Charles Ernest Acker was born on March 19, 1868 in Bourbon, Indiana, United States; of Dutch descent. His parents were William James and Mercia (Grant) Acker.
Acker was educated at Wabash College and Cornell University, graduating in 1888 with a degree of Bachelor of Philosophy.
In 1888-1893 Acker practiced as an electrical engineer in Chicago. Here he began his career as an experimenter and inventor in electro-chemistry, perfecting in 1896 his process for producing caustic soda and chlorine from the electrolysis of molten salt. This invention was the basis of the Acker Process Company of Niagara Falls, of which Acker was vice-president and general manager for a number of years. His inventions included processes for producing alkali metals, metallic alloys, and caustic alkalis, in 1899; three patents on caustic alkali and halogen gas processes, in 1900-1901; patents on methods for producing stannic and stannous chlorids, other chlorine compounds of tin, with apparatus, in 1906; carbon-tetrachlorid process, in 1908; processes for nitrogen and other compounds, and for nitrides, in 1909; for producing oxygen, in 1911; for producing compounds of nitrogen and cyanogen, in 1912 and 1913; for obtaining various gases, in 1913; and for the electrolytic production of alkali and alkali-earth metals and nitrogen compounds, in 1915. He was the patentee, also, of improved electrodes and conductors for electric furnaces, in 1903, and of detinning processes and methods for treating detinned iron and residue, in 1907.

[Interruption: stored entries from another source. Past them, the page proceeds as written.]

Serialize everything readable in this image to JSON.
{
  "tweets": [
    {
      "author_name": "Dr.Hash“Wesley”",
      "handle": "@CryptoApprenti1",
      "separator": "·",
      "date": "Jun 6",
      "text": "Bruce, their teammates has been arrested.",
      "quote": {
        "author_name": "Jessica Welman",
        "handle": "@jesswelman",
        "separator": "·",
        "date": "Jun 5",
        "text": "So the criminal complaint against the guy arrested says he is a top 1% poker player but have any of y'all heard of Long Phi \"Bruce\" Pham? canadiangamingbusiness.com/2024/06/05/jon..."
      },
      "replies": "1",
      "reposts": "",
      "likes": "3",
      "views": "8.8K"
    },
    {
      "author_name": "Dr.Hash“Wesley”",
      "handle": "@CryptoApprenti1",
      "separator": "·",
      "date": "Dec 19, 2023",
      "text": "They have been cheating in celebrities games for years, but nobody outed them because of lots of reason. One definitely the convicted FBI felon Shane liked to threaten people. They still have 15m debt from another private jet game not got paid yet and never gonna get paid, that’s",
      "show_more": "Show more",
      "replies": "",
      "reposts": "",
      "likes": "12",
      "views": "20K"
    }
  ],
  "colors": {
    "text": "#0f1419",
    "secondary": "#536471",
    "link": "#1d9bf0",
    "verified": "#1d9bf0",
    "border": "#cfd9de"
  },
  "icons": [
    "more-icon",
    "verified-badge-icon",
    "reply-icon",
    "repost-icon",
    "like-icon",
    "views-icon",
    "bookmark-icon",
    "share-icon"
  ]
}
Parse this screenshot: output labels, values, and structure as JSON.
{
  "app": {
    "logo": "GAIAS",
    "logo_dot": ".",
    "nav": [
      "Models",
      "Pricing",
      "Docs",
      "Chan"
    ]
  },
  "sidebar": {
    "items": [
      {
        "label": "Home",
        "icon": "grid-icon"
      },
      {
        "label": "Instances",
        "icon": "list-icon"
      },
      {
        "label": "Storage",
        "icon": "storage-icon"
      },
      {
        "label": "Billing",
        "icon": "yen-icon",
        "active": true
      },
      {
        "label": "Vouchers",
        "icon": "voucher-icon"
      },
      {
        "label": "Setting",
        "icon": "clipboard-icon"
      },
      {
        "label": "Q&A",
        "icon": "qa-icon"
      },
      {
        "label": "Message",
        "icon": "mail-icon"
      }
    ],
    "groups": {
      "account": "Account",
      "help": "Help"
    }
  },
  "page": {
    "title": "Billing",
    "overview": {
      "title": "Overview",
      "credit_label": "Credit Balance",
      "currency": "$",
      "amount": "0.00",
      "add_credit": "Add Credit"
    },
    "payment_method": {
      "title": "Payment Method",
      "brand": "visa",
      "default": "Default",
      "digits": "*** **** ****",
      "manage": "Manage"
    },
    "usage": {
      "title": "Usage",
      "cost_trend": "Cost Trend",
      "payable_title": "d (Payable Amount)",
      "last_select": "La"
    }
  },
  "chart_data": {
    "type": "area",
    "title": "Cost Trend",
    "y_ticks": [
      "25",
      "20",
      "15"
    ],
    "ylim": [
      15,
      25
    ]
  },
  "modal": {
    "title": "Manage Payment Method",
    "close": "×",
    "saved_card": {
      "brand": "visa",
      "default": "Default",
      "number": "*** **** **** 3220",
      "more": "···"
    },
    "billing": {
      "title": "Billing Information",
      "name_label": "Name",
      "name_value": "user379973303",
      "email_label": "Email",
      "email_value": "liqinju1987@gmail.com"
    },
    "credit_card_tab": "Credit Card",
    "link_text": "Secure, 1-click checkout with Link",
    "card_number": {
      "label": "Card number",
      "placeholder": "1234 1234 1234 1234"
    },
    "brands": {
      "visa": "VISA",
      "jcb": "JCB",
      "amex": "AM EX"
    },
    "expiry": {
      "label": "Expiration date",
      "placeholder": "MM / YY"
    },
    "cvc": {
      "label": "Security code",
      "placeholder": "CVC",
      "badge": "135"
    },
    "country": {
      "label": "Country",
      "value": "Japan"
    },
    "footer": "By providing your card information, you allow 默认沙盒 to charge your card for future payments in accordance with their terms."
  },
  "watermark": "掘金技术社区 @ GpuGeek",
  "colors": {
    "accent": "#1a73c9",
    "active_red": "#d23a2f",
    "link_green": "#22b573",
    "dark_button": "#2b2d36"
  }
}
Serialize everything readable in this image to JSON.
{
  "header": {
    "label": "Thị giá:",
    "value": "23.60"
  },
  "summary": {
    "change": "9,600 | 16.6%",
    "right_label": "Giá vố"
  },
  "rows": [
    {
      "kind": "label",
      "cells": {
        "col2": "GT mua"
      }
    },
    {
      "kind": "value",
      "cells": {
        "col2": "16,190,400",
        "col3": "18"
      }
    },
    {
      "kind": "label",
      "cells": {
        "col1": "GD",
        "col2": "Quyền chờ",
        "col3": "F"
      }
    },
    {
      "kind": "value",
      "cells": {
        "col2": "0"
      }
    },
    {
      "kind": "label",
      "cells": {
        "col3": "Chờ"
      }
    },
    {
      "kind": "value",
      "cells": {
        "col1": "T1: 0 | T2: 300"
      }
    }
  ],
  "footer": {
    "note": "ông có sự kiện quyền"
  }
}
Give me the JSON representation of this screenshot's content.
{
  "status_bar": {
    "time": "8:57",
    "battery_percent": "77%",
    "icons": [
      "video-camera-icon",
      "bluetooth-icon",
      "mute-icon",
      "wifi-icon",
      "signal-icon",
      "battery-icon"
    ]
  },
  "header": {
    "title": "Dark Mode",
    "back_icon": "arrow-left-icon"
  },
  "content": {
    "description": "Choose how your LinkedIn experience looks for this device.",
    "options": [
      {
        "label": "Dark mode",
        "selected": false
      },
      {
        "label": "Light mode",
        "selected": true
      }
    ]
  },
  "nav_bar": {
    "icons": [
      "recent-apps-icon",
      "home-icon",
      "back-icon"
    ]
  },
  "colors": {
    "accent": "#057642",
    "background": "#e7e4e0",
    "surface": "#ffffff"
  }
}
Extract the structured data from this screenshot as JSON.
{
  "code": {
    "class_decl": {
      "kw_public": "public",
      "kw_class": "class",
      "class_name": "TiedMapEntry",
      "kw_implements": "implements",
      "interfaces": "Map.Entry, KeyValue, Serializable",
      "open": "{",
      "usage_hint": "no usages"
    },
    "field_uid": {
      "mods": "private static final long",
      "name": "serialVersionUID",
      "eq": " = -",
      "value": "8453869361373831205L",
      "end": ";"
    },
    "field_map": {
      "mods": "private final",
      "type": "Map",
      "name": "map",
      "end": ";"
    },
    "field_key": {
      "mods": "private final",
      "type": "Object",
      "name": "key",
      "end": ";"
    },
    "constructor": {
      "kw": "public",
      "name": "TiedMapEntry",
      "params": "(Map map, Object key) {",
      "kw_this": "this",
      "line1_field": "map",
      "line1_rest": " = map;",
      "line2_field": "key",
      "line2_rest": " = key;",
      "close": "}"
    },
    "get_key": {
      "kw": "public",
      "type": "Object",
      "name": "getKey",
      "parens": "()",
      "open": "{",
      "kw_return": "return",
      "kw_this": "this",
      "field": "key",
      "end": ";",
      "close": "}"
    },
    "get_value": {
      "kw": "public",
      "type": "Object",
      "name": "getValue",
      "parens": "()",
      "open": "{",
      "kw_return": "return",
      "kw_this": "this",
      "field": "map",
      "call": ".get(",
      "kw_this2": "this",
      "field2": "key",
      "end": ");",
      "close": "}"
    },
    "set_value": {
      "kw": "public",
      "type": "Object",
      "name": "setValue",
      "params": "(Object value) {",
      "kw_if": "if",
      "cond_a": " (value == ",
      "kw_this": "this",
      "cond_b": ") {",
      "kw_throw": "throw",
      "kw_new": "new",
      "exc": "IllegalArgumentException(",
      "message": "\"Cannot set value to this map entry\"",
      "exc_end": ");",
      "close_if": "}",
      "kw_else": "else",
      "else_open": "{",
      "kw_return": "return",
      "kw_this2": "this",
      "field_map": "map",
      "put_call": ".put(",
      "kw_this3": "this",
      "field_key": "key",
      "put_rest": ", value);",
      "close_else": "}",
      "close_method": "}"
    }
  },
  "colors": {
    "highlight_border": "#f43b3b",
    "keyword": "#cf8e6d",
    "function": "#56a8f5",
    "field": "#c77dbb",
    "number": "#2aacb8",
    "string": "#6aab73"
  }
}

For a number of years he was a resident of Ossining, New York, where he was director of the Westchester County Bureau of Municipal Research.
He died in New York.
Acker's inventions, which were protected by over forty patents, American and foreign, covered a wide range in electro-chemistry and electro-metallurgy. He was the first in America to produce carbon and tin tetrachlorids on a commercial scale, as well as the actual founder of several special branches of electro-chemistry and electro-metallurgy. Perfecting process for producing caustic soda and chlorine from the electrolysis of molten salt won him the Elliott Cresson Gold Medal of the Franklin Institute in 1902.
Acker was a member of the American Institute of Electrical Engineers, the American Chemical Society, the Faraday Society, the Society of Chemical Industry of London, the New York State Historical Association. He was also a director of the American Electro-chemical Society (1905-1910).
Acker's wife was Alice Reynolds Beal, to whom he was married in 1892. They had one daughter.